A 17th-century Zoroastrian and Hindu temple in Surakhani, built over natural gas seeps that fed eternal flames.

Location in the Caucasus

Description

The Baku Fire Temple, known in Azerbaijani as Atəşgah, stands in the municipality of Surakhani, on the eastern tip of the Absheron Peninsula, about thirty kilometres from central Baku. From the road the compound looks small and almost anonymous: limestone walls on a square plan, a central tower and a row of cells facing the inner courtyard. What sets it apart from any other temple in the region is not its architecture but what lies beneath: the subsoil of this strip of Absheron leaked natural gas spontaneously, and that gas burned on its own, without human intervention, producing flames that Zoroastrian and Hindu pilgrims interpreted for centuries as a divine sign.
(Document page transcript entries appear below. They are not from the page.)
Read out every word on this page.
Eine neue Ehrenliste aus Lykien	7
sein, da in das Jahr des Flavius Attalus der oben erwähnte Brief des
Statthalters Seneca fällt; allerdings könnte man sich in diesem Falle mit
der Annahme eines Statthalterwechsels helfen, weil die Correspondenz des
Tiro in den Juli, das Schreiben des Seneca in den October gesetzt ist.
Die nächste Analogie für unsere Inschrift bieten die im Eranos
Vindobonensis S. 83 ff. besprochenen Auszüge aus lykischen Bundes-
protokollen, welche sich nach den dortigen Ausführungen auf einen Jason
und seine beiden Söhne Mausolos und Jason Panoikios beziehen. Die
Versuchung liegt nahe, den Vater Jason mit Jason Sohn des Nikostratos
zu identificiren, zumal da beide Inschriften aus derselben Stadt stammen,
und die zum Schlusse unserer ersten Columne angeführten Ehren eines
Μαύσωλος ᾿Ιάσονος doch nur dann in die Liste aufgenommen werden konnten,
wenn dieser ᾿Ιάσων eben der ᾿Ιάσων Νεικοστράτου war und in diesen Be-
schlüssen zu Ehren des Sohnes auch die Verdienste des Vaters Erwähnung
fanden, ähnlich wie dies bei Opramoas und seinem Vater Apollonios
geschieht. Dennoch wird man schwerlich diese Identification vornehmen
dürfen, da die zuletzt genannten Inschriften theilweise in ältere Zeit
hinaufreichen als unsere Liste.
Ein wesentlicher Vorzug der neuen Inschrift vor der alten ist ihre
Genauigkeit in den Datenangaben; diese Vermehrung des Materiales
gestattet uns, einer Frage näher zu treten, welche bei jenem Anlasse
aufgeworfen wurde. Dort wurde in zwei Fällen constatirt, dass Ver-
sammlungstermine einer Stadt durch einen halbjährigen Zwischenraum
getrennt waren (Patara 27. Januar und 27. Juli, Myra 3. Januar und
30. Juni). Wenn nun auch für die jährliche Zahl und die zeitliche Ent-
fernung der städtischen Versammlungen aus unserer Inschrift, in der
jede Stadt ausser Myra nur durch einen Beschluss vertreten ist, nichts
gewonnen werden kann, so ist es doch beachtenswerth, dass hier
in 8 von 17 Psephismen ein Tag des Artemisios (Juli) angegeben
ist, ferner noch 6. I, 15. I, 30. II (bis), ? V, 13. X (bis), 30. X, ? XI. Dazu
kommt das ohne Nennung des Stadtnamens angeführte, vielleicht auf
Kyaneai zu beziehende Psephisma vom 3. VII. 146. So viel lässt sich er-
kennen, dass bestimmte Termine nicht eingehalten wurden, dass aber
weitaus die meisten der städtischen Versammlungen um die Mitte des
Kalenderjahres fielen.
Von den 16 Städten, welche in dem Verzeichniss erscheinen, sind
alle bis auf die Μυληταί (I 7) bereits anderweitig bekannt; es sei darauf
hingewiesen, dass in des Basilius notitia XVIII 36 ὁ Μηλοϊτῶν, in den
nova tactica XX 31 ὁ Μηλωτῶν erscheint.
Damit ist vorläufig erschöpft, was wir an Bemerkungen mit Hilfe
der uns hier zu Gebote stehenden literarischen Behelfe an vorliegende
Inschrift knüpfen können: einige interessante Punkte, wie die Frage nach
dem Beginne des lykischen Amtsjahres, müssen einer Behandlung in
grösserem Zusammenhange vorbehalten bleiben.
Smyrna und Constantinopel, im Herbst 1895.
Today that natural gas ran out decades ago and the flames on the central altar and the side niches arrive through a pipe connected to the municipal network. It is a detail the site does not hide, and worth knowing before you arrive so you do not expect something that no longer exists. What does remain is the atmosphere of the courtyard: the persistent smell of sulphur in the air, the muffled sound of the altar flame, the stone worn smooth by centuries of hands and knees. The pilgrims' cells are fitted out as a small museum with mannequins, cooking utensils and devotional objects from the 17th to the 19th centuries.

A full visit to Ateshgah takes between 40 and 50 minutes. The compound is rarely crowded, except when several organised groups arrive at mid-morning. If you come before ten or after three in the afternoon, the courtyard is usually almost empty and the silence makes the place more rewarding.

History

The soil of the Absheron Peninsula has leaked natural gas for millennia, and the seeps that burned spontaneously were venerated by Zoroastrian communities from Antiquity, who saw in the eternal fire a manifestation of the god Ahura Mazda. The temple visited today was built in the 17th century mainly by Hindu merchants and ascetics who came from the Indian subcontinent, which explains the inscriptions in Sanskrit and Punjabi carved into the walls of the compound. Ateshgah functioned as an active place of worship well into the 19th century, when the gas seeps gradually dried up. The industrial oil exploitation of Absheron from the second half of the 19th century accelerated that process. In the Soviet era the temple was restored and declared a historical and architectural reserve, and since 2007 it has been on Azerbaijan's tentative list for nomination as a UNESCO World Heritage Site.

What to see & do

  • Central altar with flame The stone altar in the centre of the courtyard is the heart of the temple. The flame burning on it now arrives through a municipal gas pipe, but the stone structure and the heat it radiates remain the focal point of the visit.
  • Flame tower The tallest structure in the compound, at whose base the main flames emerge. Its silhouette appears in almost every photograph of Ateshgah and is the most recognisable architectural element of the ensemble.
  • Pilgrims' cells The rooms surrounding the inner courtyard are fitted out as a site museum, with reconstructions of the daily life of Hindu ascetics and devotional objects from the 17th to the 19th centuries.
  • Sanskrit and Punjabi inscriptions Carved directly into the stone of the walls, these inscriptions document names, dates and prayers of the devotees who lived and died in the temple, and are the most direct testimony to its Indian origins.
  • Industrial landscape of Absheron From outside the compound you can see oil installations and extraction towers that contextualise the landscape surrounding the temple: the same land that burned with natural gas was later drilled for oil.

Photo gallery

How to get there

Ateshgah is in Surakhani, about 30 km from central Baku. The easiest option is to take the metro to Koroğlu station and from there a taxi or Bolt to the temple, a journey of about 20–25 minutes costing around 5–7 manats. The compound is usually open from 09:00 to 18:00 and admission costs around 2–3 manats. It can easily be combined with a visit to Yanardag (the Fire Mountain), which lies in the same direction north of Baku.

Best time to visit

Ateshgah can be visited year-round. Spring (April–May) and autumn (September–October) offer the most comfortable conditions, with temperatures between 15 and 25 degrees. Summer in Absheron is dry and very hot, with highs above 35 degrees and a constant wind that stirs up dust. Winter is cold and windy, though it rarely drops below zero; visiting is possible, but days with the northerly Khazri wind make the inner courtyard quite unpleasant.